Dabei stieg das kardiovaskuläre Risiko auch mit der Dosis. „Bei Personen mit einer mittleren Tagestherapiedosis, z. B. für Methylphenidat > 60 mg, war jede Erhöhung des ADHS-Medikamentengebrauchs um ein Jahr mit einem um 5 Prozent erhöhten kardiovaskulären Risiko verbunden“, liest man im JAMA.

Mehr Bluthochdruck und arterielle Erkrankungen 

Dabei scheint eine langfristige ADHS-Medikation vor allem das Risiko für Bluthochdruck und arterielle Erkrankungen zu erhöhen: Verglichen mit einer Nichteinnahme steigt das Risiko für Bluthochdruck bei einer Therapiedauer zwischen drei und weniger als fünf Jahren um 72 Prozent (bei einer Therapiedauer ab fünf Jahren um 80 Prozent) und für arterielle Erkrankungen um 65 Prozent (bei einer Therapiedauer ab fünf Jahren um 49 Prozent). 

Die Wissenschaftler fanden allerdings kein statistisch signifikant erhöhtes Risiko für Herzrhythmusstörungen, Herzinsuffizienz, ischämische Herzerkrankungen, thromboembolische Erkrankungen oder zerebrovaskuläre Erkrankungen.

Kinder und Erwachsene

Reagierten Kinder und Erwachsene unterschiedlich hinsichtlich der langfristigen kardiovaskulären Nebenwirkungen?
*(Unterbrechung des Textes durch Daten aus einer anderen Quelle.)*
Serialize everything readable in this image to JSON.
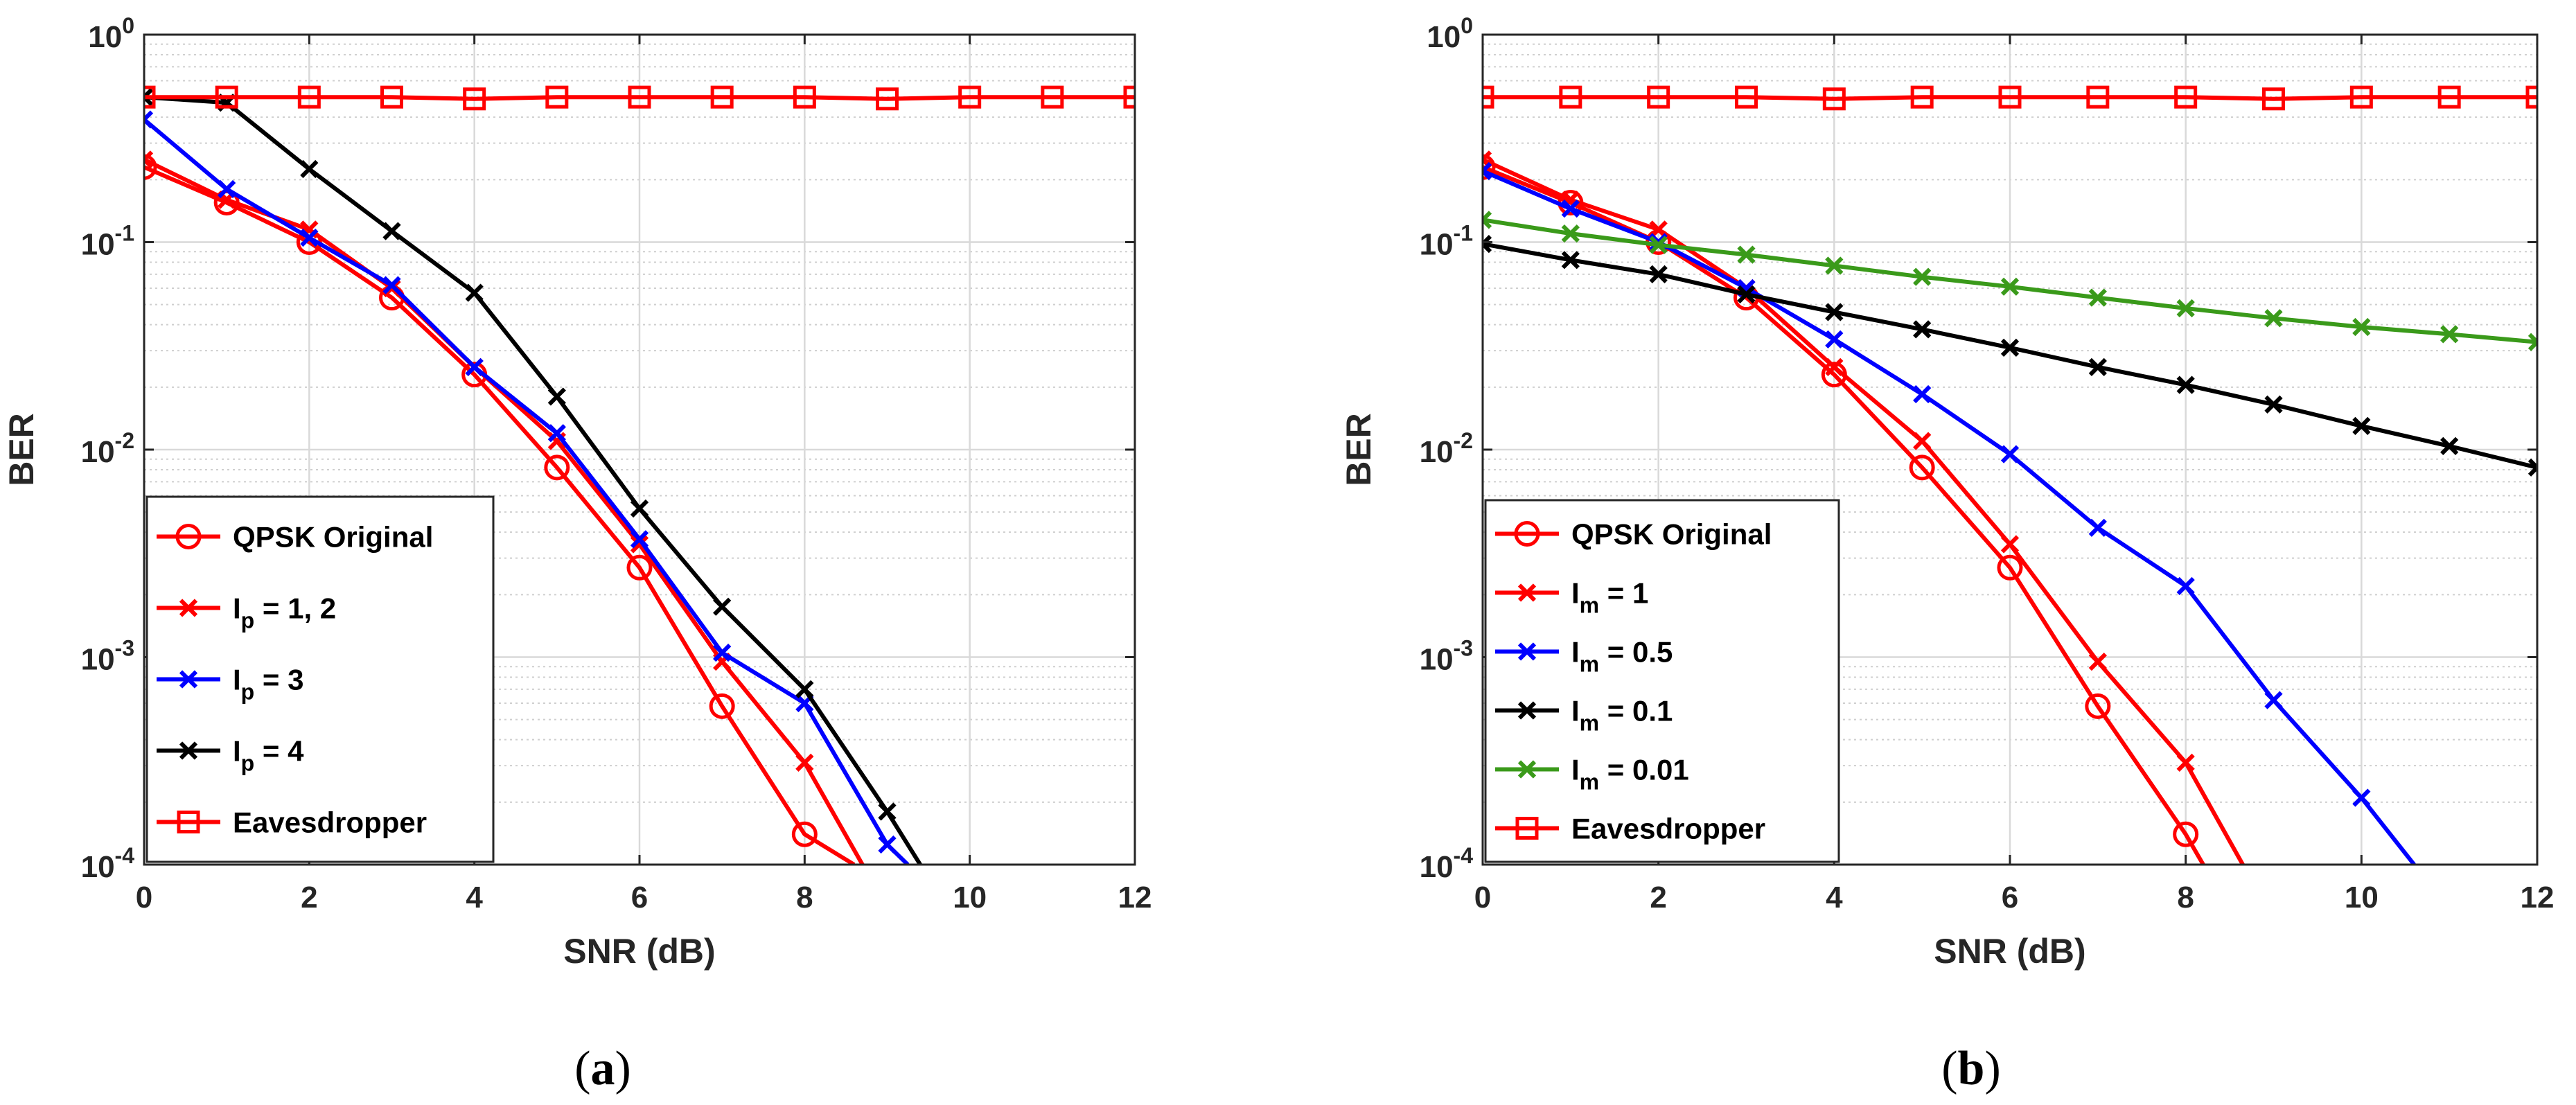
{
  "colors": {
    "red": "#ff0000",
    "blue": "#0000ff",
    "black": "#000000",
    "green": "#3a9a1a",
    "grid": "#d9d9d9",
    "axis": "#262626"
  },
  "chart_data": [
    {
      "id": "a",
      "type": "line",
      "caption": {
        "open": "(",
        "letter": "a",
        "close": ")"
      },
      "xlabel": "SNR (dB)",
      "ylabel": "BER",
      "yscale": "log",
      "xlim": [
        0,
        12
      ],
      "ylim": [
        0.0001,
        1
      ],
      "xticks": [
        0,
        2,
        4,
        6,
        8,
        10,
        12
      ],
      "yticks": [
        {
          "base": "10",
          "exp": "-4"
        },
        {
          "base": "10",
          "exp": "-3"
        },
        {
          "base": "10",
          "exp": "-2"
        },
        {
          "base": "10",
          "exp": "-1"
        },
        {
          "base": "10",
          "exp": "0"
        }
      ],
      "grid": true,
      "legend_position": "bottom-left",
      "series": [
        {
          "name": "QPSK Original",
          "label_main": "QPSK Original",
          "label_sub": "",
          "label_tail": "",
          "color": "#ff0000",
          "marker": "circle",
          "x": [
            0,
            1,
            2,
            3,
            4,
            5,
            6,
            7,
            8,
            8.6
          ],
          "y": [
            0.23,
            0.155,
            0.1,
            0.054,
            0.023,
            0.0082,
            0.0027,
            0.00058,
            0.00014,
            0.0001
          ]
        },
        {
          "name": "Ip = 1, 2",
          "label_main": "I",
          "label_sub": "p",
          "label_tail": " = 1, 2",
          "color": "#ff0000",
          "marker": "x",
          "x": [
            0,
            1,
            2,
            3,
            4,
            5,
            6,
            7,
            8,
            8.7
          ],
          "y": [
            0.25,
            0.16,
            0.115,
            0.06,
            0.025,
            0.011,
            0.0035,
            0.00095,
            0.00031,
            0.0001
          ]
        },
        {
          "name": "Ip = 3",
          "label_main": "I",
          "label_sub": "p",
          "label_tail": " = 3",
          "color": "#0000ff",
          "marker": "x",
          "x": [
            0,
            1,
            2,
            3,
            4,
            5,
            6,
            7,
            8,
            9,
            9.25
          ],
          "y": [
            0.39,
            0.18,
            0.105,
            0.062,
            0.025,
            0.012,
            0.0037,
            0.00105,
            0.0006,
            0.000125,
            0.0001
          ]
        },
        {
          "name": "Ip = 4",
          "label_main": "I",
          "label_sub": "p",
          "label_tail": " = 4",
          "color": "#000000",
          "marker": "x",
          "x": [
            0,
            1,
            2,
            3,
            4,
            5,
            6,
            7,
            8,
            9,
            9.4
          ],
          "y": [
            0.5,
            0.47,
            0.225,
            0.113,
            0.057,
            0.018,
            0.0052,
            0.00175,
            0.0007,
            0.00018,
            0.0001
          ]
        },
        {
          "name": "Eavesdropper",
          "label_main": "Eavesdropper",
          "label_sub": "",
          "label_tail": "",
          "color": "#ff0000",
          "marker": "square",
          "x": [
            0,
            1,
            2,
            3,
            4,
            5,
            6,
            7,
            8,
            9,
            10,
            11,
            12
          ],
          "y": [
            0.5,
            0.5,
            0.5,
            0.5,
            0.49,
            0.5,
            0.5,
            0.5,
            0.5,
            0.49,
            0.5,
            0.5,
            0.5
          ]
        }
      ]
    },
    {
      "id": "b",
      "type": "line",
      "caption": {
        "open": "(",
        "letter": "b",
        "close": ")"
      },
      "xlabel": "SNR (dB)",
      "ylabel": "BER",
      "yscale": "log",
      "xlim": [
        0,
        12
      ],
      "ylim": [
        0.0001,
        1
      ],
      "xticks": [
        0,
        2,
        4,
        6,
        8,
        10,
        12
      ],
      "yticks": [
        {
          "base": "10",
          "exp": "-4"
        },
        {
          "base": "10",
          "exp": "-3"
        },
        {
          "base": "10",
          "exp": "-2"
        },
        {
          "base": "10",
          "exp": "-1"
        },
        {
          "base": "10",
          "exp": "0"
        }
      ],
      "grid": true,
      "legend_position": "bottom-left",
      "series": [
        {
          "name": "QPSK Original",
          "label_main": "QPSK Original",
          "label_sub": "",
          "label_tail": "",
          "color": "#ff0000",
          "marker": "circle",
          "x": [
            0,
            1,
            2,
            3,
            4,
            5,
            6,
            7,
            8,
            8.2
          ],
          "y": [
            0.23,
            0.155,
            0.1,
            0.054,
            0.023,
            0.0082,
            0.0027,
            0.00058,
            0.00014,
            0.0001
          ]
        },
        {
          "name": "Im = 1",
          "label_main": "I",
          "label_sub": "m",
          "label_tail": " = 1",
          "color": "#ff0000",
          "marker": "x",
          "x": [
            0,
            1,
            2,
            3,
            4,
            5,
            6,
            7,
            8,
            8.65
          ],
          "y": [
            0.25,
            0.16,
            0.115,
            0.06,
            0.025,
            0.011,
            0.0035,
            0.00095,
            0.00031,
            0.0001
          ]
        },
        {
          "name": "Im = 0.5",
          "label_main": "I",
          "label_sub": "m",
          "label_tail": " = 0.5",
          "color": "#0000ff",
          "marker": "x",
          "x": [
            0,
            1,
            2,
            3,
            4,
            5,
            6,
            7,
            8,
            9,
            10,
            10.6
          ],
          "y": [
            0.22,
            0.145,
            0.1,
            0.06,
            0.034,
            0.0185,
            0.0095,
            0.0042,
            0.0022,
            0.00062,
            0.00021,
            0.0001
          ]
        },
        {
          "name": "Im = 0.1",
          "label_main": "I",
          "label_sub": "m",
          "label_tail": " = 0.1",
          "color": "#000000",
          "marker": "x",
          "x": [
            0,
            1,
            2,
            3,
            4,
            5,
            6,
            7,
            8,
            9,
            10,
            11,
            12
          ],
          "y": [
            0.098,
            0.082,
            0.07,
            0.056,
            0.046,
            0.038,
            0.031,
            0.025,
            0.0205,
            0.0165,
            0.013,
            0.0104,
            0.0082
          ]
        },
        {
          "name": "Im = 0.01",
          "label_main": "I",
          "label_sub": "m",
          "label_tail": " = 0.01",
          "color": "#3a9a1a",
          "marker": "x",
          "x": [
            0,
            1,
            2,
            3,
            4,
            5,
            6,
            7,
            8,
            9,
            10,
            11,
            12
          ],
          "y": [
            0.128,
            0.11,
            0.097,
            0.087,
            0.077,
            0.068,
            0.061,
            0.054,
            0.048,
            0.043,
            0.039,
            0.036,
            0.033
          ]
        },
        {
          "name": "Eavesdropper",
          "label_main": "Eavesdropper",
          "label_sub": "",
          "label_tail": "",
          "color": "#ff0000",
          "marker": "square",
          "x": [
            0,
            1,
            2,
            3,
            4,
            5,
            6,
            7,
            8,
            9,
            10,
            11,
            12
          ],
          "y": [
            0.5,
            0.5,
            0.5,
            0.5,
            0.49,
            0.5,
            0.5,
            0.5,
            0.5,
            0.49,
            0.5,
            0.5,
            0.5
          ]
        }
      ]
    }
  ]
}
Nein: „Bei Kindern und Jugendlichen (im Alter von < 25 Jahren) und Erwachsenen (im Alter von ≥ 25 Jahren) wurden ähnliche Muster beobachtet“, erklären die Wissenschaftler.

Vorteile und Risiken abwägen

Diese Ergebnisse unterstreichen den Wissenschaftlern zufolge, wie wichtig es sei, „bei Behandlungsentscheidungen über die langfristige Einnahme von ADHS-Medikamenten potenzielle Vorteile und Risiken sorgfältig abzuwägen“. Kliniker sollten kardiovaskuläre Anzeichen und Symptome während des gesamten Behandlungsverlaufs regelmäßig und konsequent überwachen, empfehlen die Studienautoren.